In this blog, the third in a series of three, Oracle Linux developer Jag Raman analyzes the performance of the disaggregated QEMU.
Performance of Separated LSI device
It is essential to check how the Separated LSI device performs in comparison with the LSI device built into QEMU. For this purpose, we ran CloudHarmony block-storage benchmark on both. We ran this benchmark on a BareMetal instance in Oracle Cloud. The results are summarized below.
CloudHarmony results

For detailed CloudHarmony report, see the following performance reports:please follow the links below:
- Performance of Built-in LSI device (pdf)
- Performance of Separated LSI device (pdf)

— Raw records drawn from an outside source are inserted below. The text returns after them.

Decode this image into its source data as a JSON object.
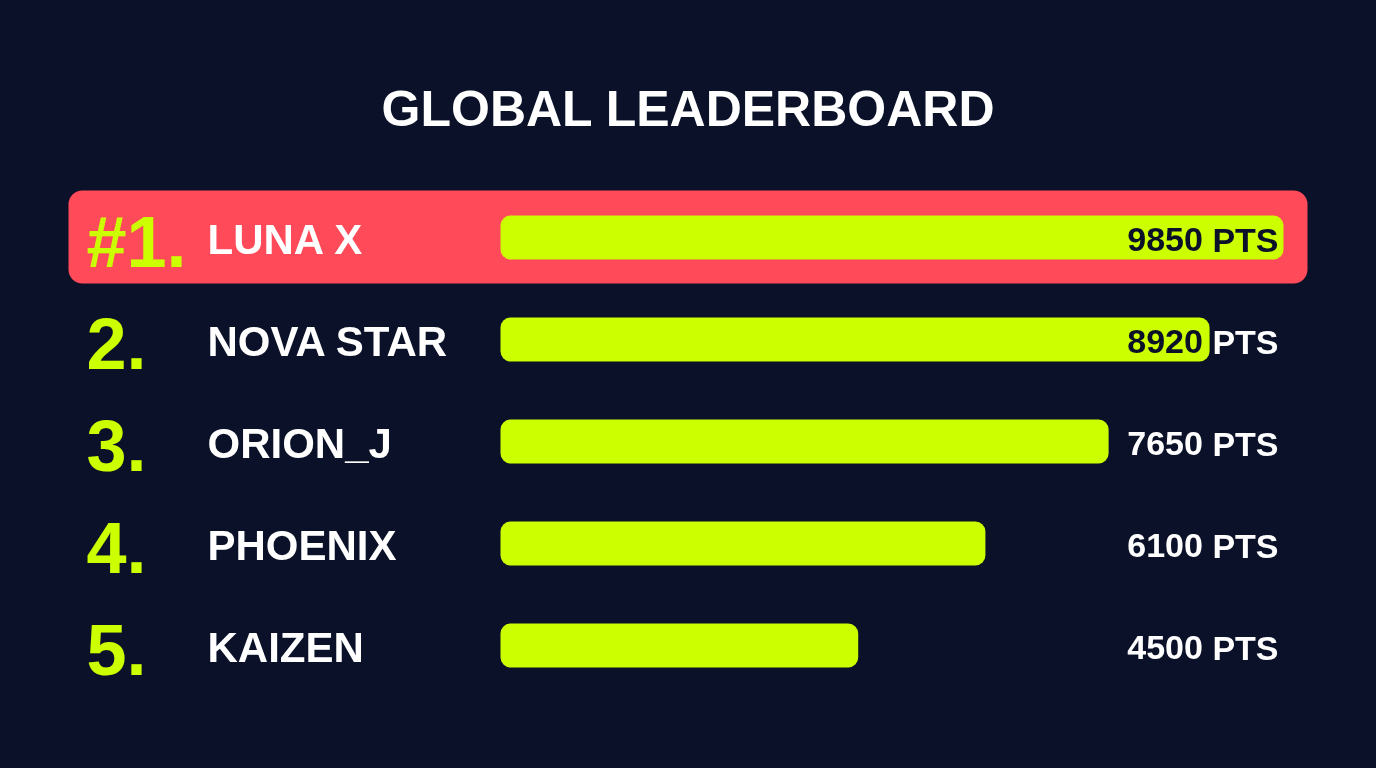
{
  "chart_data": {
    "type": "bar",
    "orientation": "horizontal",
    "title": "GLOBAL LEADERBOARD",
    "categories": [
      "LUNA X",
      "NOVA STAR",
      "ORION_J",
      "PHOENIX",
      "KAIZEN"
    ],
    "values": [
      9850,
      8920,
      7650,
      6100,
      4500
    ],
    "color": "#ccff00",
    "value_labels": [
      "9850 PTS",
      "8920 PTS",
      "7650 PTS",
      "6100 PTS",
      "4500 PTS"
    ],
    "annotations": [
      "#1.",
      "2.",
      "3.",
      "4.",
      "5."
    ],
    "bands": [
      {
        "axis": "y",
        "from": "LUNA X",
        "to": "LUNA X",
        "color": "#ff4a5a"
      }
    ]
  }
}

- Built-in LSI vs. Separated LSI
Analysis of Performance
The Separated LSI device performs very similarly to the Built-in LSI device. There are some cases where there is a gap between them. We are working on improving our understanding of why this is the case, and have detailed proposals available to bridge the gap. Following is a technical discussion of the performance problem and plans to fix it.
Message passing overhead
The current model for multi-process QEMU uses a communication channel with Unix sockets to transfer messages between QEMU & the Separated process. Since MMIO read/write is also passed as a message, there is a significant overhead associated with the syscall used to move the MMIO request to the Separated device. We believe that this overhead adds up, especially in the cases where the IOPS are large, resulting in a noticeable performance drop. The following proposal tries to minimize this overhead.
MMIO acceleration proposal
The majority of data transfer between the VM & Separated process happens over DMA (which has no overhead). However, MMIO writes are used to initiate these transfers, and MMIO reads are used to monitor the status/completion of IO requests. We think that in some cases, these MMIO accesses could contribute to the IO performance. Even small overhead per MMIO could cumulatively result in a performance drop, especially in the case of high IOPS devices. As a result, it is essential to reduce the amount of this overhead, as much as possible. We are working on the following proposal to accelerate MMIO access.
The proposal is to bypass QEMU and forward all the MMIOs trapped by Kernel/KVM directly to the Separated process. Secondly, a shared ring buffer would be used to send messages to the Separated process, instead of using Unix sockets. These two changes are expected to reduce the overhead associated with MMIO access, thereby improving performance.